Amizade que dá força, fé que sustenta

Por Nilsa de Oliveira, secretária de formação

Esse é o lema do grupo da Aliança Bíblica Universitária (ABU) Seropédica (RJ) e o guardo no coração com muito carinho. Estudei na Universidade Federal Rural do Rio de Janeiro (UFRRJ, conhecida como Rural) de 2000 a 2005. Em 2001 comecei a participar da ABU. Durante os quatro anos e meio de graduação, vivi pelo menos cinco greves. Em uma delas, que foi bem longa, eu e alguns amigos da ABU resolvemos fazer alguma coisa.

O restaurante universitário (popularmente chamado de bandejão) não abria durante a greve. Deixavam em uma mesa, na pracinha, sacos com pães e galões de leite para que os estudantes pegassem pela manhã. Em algumas ocasiões os cachorros pegaram os sacos e rasgaram tudo. Aquilo começou a nos incomodar. “Esse pão e esse leite é para todos nós, por que não cuidamos disso?” Nos organizamos, procuramos o decanato de assuntos estudantis e nos colocamos à disposição para receber e entregar o pão e o leite. Mas percebemos que muitos não iam buscar. Resolvemos ligar para todos os quartos, em todos os alojamentos. Logo começaram a aparecer e vimos que tinha mais gente sem poder ir para casa do que imaginávamos. Conhecemos estudantes que só comiam o que a universidade dava. “Então, por que não damos um jeito de melhorar esse café da manhã?”

Não demorou e a gente conseguiu que o bandejão abrisse a sua cozinha, com funcionários terceirizados nos ajudando.

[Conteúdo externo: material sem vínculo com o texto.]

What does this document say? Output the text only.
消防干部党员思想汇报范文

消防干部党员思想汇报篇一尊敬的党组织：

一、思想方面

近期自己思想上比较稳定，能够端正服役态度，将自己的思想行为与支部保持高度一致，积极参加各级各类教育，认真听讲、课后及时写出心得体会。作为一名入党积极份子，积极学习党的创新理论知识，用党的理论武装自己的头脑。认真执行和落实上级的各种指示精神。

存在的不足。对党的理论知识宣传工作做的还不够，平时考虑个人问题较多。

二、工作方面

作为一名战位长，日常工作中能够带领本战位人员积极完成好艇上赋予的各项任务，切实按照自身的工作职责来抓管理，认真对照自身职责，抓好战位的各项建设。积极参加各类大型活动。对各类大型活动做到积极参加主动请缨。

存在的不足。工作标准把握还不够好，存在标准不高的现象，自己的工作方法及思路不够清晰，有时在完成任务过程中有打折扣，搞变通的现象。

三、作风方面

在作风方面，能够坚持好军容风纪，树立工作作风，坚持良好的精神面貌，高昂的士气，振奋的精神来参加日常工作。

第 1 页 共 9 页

E assim começamos a servir o café da manhã com pão, biscoitos, fruta, café, leite e achocolatado bem quentinhos. Fizemos isso até o fim da greve. Ouvimos muita palavra de gratidão, de carinho, de encorajamento. Mas também ouvimos muitas perguntas do tipo: “Quem são vocês?”, “Por que estão fazendo isso?”, “O que estão ganhando com essa atitude?”. Respondíamos: “Somos estudantes, como vocês, e queremos o melhor para todos” ou “Estamos aqui para servir vocês, amamos os estudantes e amamos essa universidade”.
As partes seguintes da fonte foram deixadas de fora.